A greenhouse is very effective at what it does, but to keep it working to the best of its abilities you should keep on top of any maintenance issues that may arise. Keep a sharp eye on things like window panes and side vents throughout the year, and do one thorough clear-out and inspection once a year (you can combine this with a deep clean). The best time to do this is probably autumn, but it depends on what you’re growing and when. Early spring will work just as well, especially if you've been overwintering plants; while any time you've got a break inbetween sowing/harvest cycles is a good time for maintenance and examining your growing space.
Ventilation is vitally important in a greenhouse: it stops the structure overheating to the point of harming plants, ensures good air circulation and reduces the chances of disease gaining a foothold. The main points of ventilation on the average greenhouse are the roof vent, side vents and the door. Check that the door is closing tightly and not letting in a draught. Hinged doors tend to be more reliable and have a tighter fit compared to sliding doors, which usually rely on ‘brush’ seals. If any of the side vents are squeaking, apply some oil to ensure that they keep opening and closing smoothly.
Sliding doors can be handy, not just for accessibility but for an extra ventilation option in summer. However, the sliding action can sometimes become jammed - this can be caused by dirt and debris tracked in as you walk in and out of the greenhouse. The wheels can become worn as well, and may need to be replaced. Vacuum out any debris and then spray along the track with vinegar and water. Get a cloth and try to get right down into the track, lifting any remaining dirt.
Check that doors are closing tightly and that locks are functional. Apply oil to the hinges if necessary. If the lock is stiff or getting stuck, some graphite lubricant can get it working smoothly again.
In some ways the flipside of ventilation, you don’t want to have draughts in your greenhouse as they can play havoc, especially as the weather gets cooler or windier. Inspect the greenhouse frame and panels, looking for any gaps that might be evident. It’s a good idea to do this when there’s a stiff breeze outside as it’ll make the inspection job easier, at least on the side that the wind is blowing towards. Some draught excluders or adhesive strips can be used to plug up small gaps. Check that doors and vents are fitting tightly when they close. Check also that the base is solid and firm: gaps or weaknesses in the structure here can allow an entry-point for pests and cold draughts.
If the guttering becomes blocked, water will start to leak over the glazed panes and the framework of the greenhouse. This can cause a build-up of algae or rot on the outer structure, so it’s important to clear any leaves or debris out of the guttering every few months. If the downpipe has a blockage, use a wire coat hanger to try and lift any debris out near the top. Similarly, if the blockage is near the bottom, straighten out a coat hanger and push up the pipe to try and free the obstruction.

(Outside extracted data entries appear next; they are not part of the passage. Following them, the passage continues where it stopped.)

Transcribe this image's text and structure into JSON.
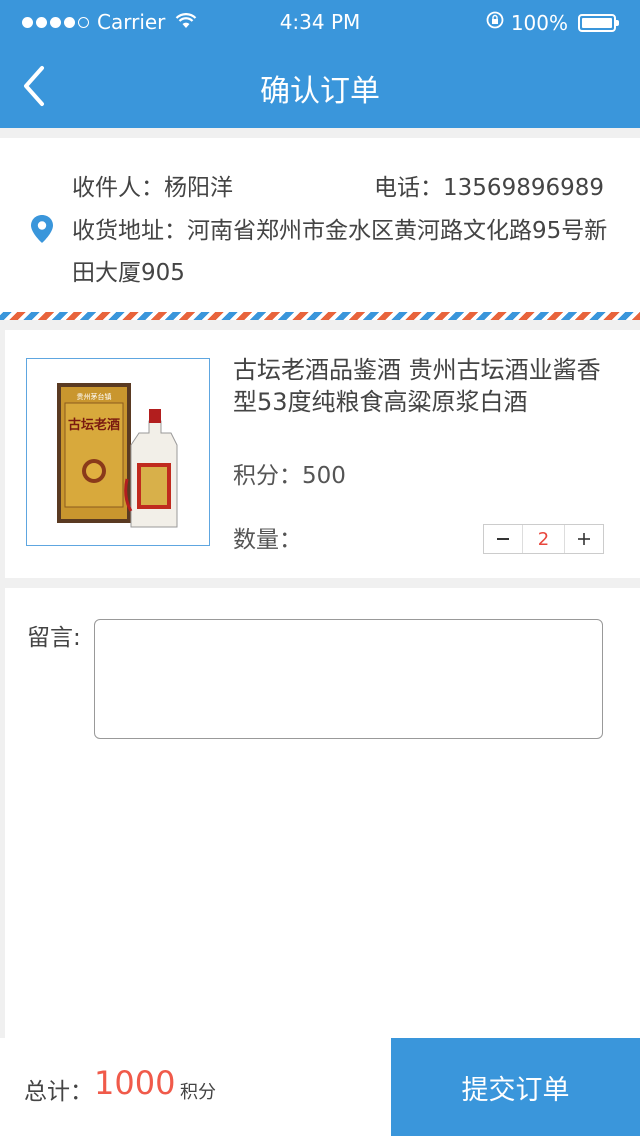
{
  "status_bar": {
    "carrier": "Carrier",
    "time": "4:34 PM",
    "battery": "100%"
  },
  "nav": {
    "title": "确认订单"
  },
  "address": {
    "recipient": "收件人：杨阳洋",
    "phone": "电话：13569896989",
    "address": "收货地址：河南省郑州市金水区黄河路文化路95号新田大厦905"
  },
  "product": {
    "name": "古坛老酒品鉴酒 贵州古坛酒业酱香型53度纯粮食高粱原浆白酒",
    "points": "积分：500",
    "qty_label": "数量：",
    "quantity": "2",
    "image_label_brand": "贵州茅台镇",
    "image_label_name": "古坛老酒"
  },
  "message": {
    "label": "留言:",
    "value": ""
  },
  "footer": {
    "total_label": "总计：",
    "total_value": "1000",
    "total_unit": "积分",
    "submit_label": "提交订单"
  },
  "colors": {
    "primary": "#3a96db",
    "accent_red": "#f05a4a"
  }
}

A wire mesh can be placed at the entrance of the downpipe to filter out any large debris that could cause future blockages. Loose brackets may need to be replaced or tightened if the gutter is visibly sagging.
Check to see that all panes are firmly fixed in position, and that there are no cracks or damage. Glazing repair tape can be used temporarily but any cracked panels should be replaced as soon as possible. Even if it seems like a small crack, a spell of high winds could blow the panel in or push it out of its frame. With greenhouse panels you can choose between horticultural glass and polycarbonate, as well as toughened, reinforced glass. When the glazing needs to be replaced, you can even opt to switch out glass for polycarbonate: polycarbonate is much more durable and can withstand very harsh weather conditions. It’s not quite as attractive as glass, although it still has impressive light transmission abilities. Replacing glazing is generally an easier task than it might sound: glazing clips and glazing bars allow you to slot the panels into place. Having said that, always be very careful when handling glass.
Although they’re not as common as aluminium greenhouses, wooden greenhouses remain popular due to their charming aesthetic. They’ll also require a fair bit more upkeep, although just how much can depend on the kind of wood the frame has been crafted from (cedar is more rot-resistant). Watch out for any signs of damp and mould. Doing a good clean once or twice a year and repainting every couple of years will keep the wood in good condition. Linseed oil is a plant-safe wood preservative that can replace natural oils and is suitable for using on all wood types.
Be vigilant when it comes to dry rot: panel edges and parts of the lower frame are particular spots to inspect. Spongy or darkened wood can be early warning signs. Once it sets in it can spread extensively, generating its own moisture. Polyester filler or a wood hardener can be used to repair rot. With the filler you will be able to mold and shape the finished look. If the damage is more extensive it might be better to replace the wood altogether.